The reviewer and the editor should come away certain that you did everything reasonable to resolve the point. That impression of genuine effort is often worth as much as the experiment itself.
4. Handle the hard cases
Contradictory reviewers
When Reviewer 1 wants more detail and Reviewer 2 wants brevity, do not try to satisfy both in the same sentence. Make a judgement, implement it, explain your reasoning to both, and flag the conflict to the editor, whose call it ultimately is.
“More experiments”
Separate the requests you can do quickly from those you cannot. Do the quick, high-value ones. For the rest, give the scope-and-limitation answer above. A revision is not an obligation to do unlimited work. It is an obligation to make the paper sound. And if you do produce new data or figures, hold them to the same standard the journal expects of everything else. A figure made only because a reviewer asked for it is still your figure, and a sloppy one quietly undoes the goodwill you were working to earn.
A comment you genuinely do not understand
Do not guess. Re-read the passage as the reviewer would.
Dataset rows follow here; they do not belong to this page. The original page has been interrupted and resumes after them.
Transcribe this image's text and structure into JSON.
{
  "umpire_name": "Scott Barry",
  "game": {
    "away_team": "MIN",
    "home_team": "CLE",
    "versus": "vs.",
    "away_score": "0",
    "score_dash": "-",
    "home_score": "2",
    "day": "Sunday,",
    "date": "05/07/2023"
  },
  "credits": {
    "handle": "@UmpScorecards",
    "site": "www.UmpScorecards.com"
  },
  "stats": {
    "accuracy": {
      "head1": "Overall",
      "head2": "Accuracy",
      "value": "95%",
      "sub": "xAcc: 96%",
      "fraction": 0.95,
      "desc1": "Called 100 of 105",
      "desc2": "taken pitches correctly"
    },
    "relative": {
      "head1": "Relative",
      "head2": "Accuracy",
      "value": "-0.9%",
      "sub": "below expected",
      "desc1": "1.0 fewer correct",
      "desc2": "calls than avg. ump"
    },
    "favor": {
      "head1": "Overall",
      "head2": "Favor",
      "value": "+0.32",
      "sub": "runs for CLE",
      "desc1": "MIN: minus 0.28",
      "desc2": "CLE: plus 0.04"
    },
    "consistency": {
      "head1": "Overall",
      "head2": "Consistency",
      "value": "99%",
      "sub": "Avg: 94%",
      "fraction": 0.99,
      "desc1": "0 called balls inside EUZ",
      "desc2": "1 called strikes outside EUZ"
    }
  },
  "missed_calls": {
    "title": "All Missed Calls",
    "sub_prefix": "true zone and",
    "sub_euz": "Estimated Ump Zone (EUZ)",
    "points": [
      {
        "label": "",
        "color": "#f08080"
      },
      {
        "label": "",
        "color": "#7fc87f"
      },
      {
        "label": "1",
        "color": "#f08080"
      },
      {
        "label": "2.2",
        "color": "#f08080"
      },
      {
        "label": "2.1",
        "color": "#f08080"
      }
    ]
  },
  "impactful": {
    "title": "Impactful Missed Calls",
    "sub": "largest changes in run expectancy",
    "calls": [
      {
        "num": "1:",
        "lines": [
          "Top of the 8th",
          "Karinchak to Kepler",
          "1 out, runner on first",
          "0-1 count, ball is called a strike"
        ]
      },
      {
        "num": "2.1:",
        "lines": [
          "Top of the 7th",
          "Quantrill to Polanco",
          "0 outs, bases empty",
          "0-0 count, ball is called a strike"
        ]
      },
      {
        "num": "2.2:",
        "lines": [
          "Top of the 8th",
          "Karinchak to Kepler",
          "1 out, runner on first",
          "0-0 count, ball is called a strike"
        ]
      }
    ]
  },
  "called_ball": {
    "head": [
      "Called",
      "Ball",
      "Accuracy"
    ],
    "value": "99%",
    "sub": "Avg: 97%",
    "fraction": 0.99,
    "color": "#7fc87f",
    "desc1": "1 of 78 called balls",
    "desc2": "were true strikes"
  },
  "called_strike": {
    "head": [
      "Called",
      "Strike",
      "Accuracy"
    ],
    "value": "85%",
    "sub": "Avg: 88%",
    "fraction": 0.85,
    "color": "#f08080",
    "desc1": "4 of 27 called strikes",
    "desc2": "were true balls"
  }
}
If it is still unclear, answer the most reasonable interpretation and say so openly. Often the very fact that a comment was unclear means your text was unclear too, so revise it.
5. Get the tone right
Gratitude, not grovelling. Confidence, not combativeness. A few habits consistently land well.
- Open each response with a brief thanks, then go straight to the substance.
- Use “we” and the active voice, and own the changes.
- Keep every reply free of anything that could read as condescension.
6. A pre-submission checklist
- Every comment answered, and every part of every comment. None skipped.
- Each entry follows the same shape: verbatim comment, your response, and the exact manuscript change.
- The reviewer’s comment set in grey, your response in black, and the manuscript delivered with tracked changes on.
- Concrete results (numbers, CIs, p-values) given wherever analyses were redone.
- Disagreements supported by data or references, offered with a compromise and without any edge.
- Any new figures held to full journal standard.
- The tone is one you would be glad to receive.
Done well, a response letter does something subtle. It turns the reviewer from a gatekeeper into a collaborator on the final version, someone who wanted to help all along. That shift is what turns “major revision” into “accept.”